Sa voix se brisa sur ces derniers mots. Ignatius se força alors à le regarder dans les yeux.

« Pour ton âme, Lucius, fit-il d'une voix étranglée. Si je peux ainsi sauver ton âme, alors je...

– Arrête de jouer les sauveurs ! Tu crois vraiment que ces démons t'en seront reconnaissants ? Ils vont plutôt te poignarder dans le dos dès qu'ils seront assez loin ! Tu n'es qu'un imbécile et tu n'es plus mon frère ! »


Le cœur d'Ignatius se brisa alors et les larmes lui montèrent aux yeux.

« Lucius...

– Non ! s'écria ce dernier en lui tournant délibérément le dos. Je ne te connais plus. Disparais et ne reviens plus jamais ! Tu es mort à mes yeux, tu m'entends ? Tu es mort ! »

Ignatius retint un sanglot. Néanmoins il était intimement convaincu de faire ce qu'il fallait alors il ne reculerait pas, même si c'était déchirant.

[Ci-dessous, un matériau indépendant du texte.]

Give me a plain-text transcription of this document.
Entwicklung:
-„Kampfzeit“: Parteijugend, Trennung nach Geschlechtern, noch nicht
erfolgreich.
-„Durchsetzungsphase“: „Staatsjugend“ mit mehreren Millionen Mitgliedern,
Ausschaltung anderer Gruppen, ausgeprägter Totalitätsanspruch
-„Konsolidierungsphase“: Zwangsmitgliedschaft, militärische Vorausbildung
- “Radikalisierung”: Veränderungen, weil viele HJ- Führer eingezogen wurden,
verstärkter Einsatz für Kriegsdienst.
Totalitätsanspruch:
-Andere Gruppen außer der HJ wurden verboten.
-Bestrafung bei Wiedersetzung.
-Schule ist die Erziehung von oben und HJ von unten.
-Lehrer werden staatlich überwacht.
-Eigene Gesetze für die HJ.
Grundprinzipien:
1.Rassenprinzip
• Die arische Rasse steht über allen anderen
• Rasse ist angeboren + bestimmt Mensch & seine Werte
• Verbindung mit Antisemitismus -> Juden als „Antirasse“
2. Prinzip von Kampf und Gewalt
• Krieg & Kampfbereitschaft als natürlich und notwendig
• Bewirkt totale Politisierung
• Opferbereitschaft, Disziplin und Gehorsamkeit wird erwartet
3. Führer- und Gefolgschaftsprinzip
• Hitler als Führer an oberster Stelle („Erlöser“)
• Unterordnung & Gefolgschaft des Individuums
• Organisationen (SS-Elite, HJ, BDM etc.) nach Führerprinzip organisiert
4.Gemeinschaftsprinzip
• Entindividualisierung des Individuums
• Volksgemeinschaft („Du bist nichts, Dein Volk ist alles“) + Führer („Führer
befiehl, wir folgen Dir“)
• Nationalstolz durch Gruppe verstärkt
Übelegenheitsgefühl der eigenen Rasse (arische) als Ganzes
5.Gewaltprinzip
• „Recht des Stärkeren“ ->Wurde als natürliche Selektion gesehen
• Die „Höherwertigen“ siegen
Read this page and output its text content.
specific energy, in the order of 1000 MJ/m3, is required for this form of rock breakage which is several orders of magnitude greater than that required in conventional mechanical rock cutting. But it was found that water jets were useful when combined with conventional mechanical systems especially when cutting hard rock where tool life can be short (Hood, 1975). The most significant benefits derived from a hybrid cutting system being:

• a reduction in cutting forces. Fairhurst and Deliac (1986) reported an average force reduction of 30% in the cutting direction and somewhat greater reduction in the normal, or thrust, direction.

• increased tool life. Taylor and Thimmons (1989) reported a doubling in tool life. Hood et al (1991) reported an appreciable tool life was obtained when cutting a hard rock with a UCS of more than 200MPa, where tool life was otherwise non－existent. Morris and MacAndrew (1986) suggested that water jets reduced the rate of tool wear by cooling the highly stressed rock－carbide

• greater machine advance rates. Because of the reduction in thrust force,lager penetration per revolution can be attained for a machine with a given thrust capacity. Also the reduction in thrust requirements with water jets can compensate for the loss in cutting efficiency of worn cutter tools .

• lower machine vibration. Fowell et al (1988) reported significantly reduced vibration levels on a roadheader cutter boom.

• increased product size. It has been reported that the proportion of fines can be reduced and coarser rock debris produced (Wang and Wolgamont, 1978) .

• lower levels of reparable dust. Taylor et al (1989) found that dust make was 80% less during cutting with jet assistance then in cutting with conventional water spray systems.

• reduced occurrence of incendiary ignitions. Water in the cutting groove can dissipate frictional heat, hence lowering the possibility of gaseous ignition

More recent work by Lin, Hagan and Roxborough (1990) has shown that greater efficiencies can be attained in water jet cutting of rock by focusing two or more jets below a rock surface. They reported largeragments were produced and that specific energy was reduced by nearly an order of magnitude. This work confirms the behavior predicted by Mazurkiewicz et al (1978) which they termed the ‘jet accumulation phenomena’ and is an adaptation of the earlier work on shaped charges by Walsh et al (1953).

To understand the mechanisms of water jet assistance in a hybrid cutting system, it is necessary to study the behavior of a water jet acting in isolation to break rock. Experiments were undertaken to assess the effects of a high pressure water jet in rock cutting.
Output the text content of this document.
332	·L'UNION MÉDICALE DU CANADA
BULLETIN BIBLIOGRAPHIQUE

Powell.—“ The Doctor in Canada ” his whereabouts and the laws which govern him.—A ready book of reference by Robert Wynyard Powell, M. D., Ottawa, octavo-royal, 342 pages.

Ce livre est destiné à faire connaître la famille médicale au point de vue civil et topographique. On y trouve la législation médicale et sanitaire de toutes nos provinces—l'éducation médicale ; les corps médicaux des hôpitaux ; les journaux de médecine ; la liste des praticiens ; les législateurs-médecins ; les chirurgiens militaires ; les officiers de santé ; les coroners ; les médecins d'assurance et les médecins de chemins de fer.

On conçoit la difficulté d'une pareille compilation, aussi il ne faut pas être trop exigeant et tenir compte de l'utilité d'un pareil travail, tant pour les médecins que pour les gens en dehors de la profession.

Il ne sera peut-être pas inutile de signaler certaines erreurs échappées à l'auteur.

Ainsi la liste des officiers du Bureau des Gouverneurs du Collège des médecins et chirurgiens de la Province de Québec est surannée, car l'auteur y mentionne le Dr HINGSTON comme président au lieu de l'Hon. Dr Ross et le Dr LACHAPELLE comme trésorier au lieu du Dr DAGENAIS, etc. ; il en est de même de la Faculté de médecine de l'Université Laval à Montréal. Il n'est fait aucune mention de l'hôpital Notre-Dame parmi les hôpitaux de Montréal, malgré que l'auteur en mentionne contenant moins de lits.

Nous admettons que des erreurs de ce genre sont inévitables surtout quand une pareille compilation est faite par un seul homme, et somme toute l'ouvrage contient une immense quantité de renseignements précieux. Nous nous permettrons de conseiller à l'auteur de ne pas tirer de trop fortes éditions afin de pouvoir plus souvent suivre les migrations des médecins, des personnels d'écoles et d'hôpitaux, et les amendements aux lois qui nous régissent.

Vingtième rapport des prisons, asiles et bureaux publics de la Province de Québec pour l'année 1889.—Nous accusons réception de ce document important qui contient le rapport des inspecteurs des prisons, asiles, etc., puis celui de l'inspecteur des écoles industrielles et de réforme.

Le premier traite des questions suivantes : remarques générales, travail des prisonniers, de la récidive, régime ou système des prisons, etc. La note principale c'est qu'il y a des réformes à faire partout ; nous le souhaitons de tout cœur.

Il se tourna vers la femme, la saisit par le bras et se dirigea vers le passage secret. Il donna un grand coup de pieds dans les planches solides et elles cédèrent, dévoilant un escalier qui s'enfonçait dans le sol.

« Va, lui fit-il, va ! »

Elle descendit les premières marches puis s'arrêta et lui lança un regard inquiet, ses grand yeux azur levés vers lui.

« Viens avec nous. »

Il secoua la tête, les dents serrées pour retenir ses larmes.


En désespoir de cause, Ignatius se tourna vers l'Archange de la Lumière qui se tenait toujours dans l'encadrement de la porte, mais dos à lui.

« Lucius, » fit-il d'un ton implorant.

Les épaules de son frère furent parcourues de tremblements.

« Va-t'en, lui répondit-il hargneusement. Pars avant que je ne te tue ! »

Ignatius comprit alors que c'était fini pour de bon. La résignation s'empara de lui, paralysant la douleur. Alors que la femme le pressait toujours de le suivre, il fit néanmoins :

« Lucius, merci pour tout ce que tu as fait pour moi... et pardon. »

Puis il se détourna et s'enfonça rapidement dans le passage secret, laissant enfin couler ses larmes.



Note de Karura : Lyrel a progressé au point où il prend des initiatives même si cela lui coûte ses frères. Cette séparation va profondément le marquer.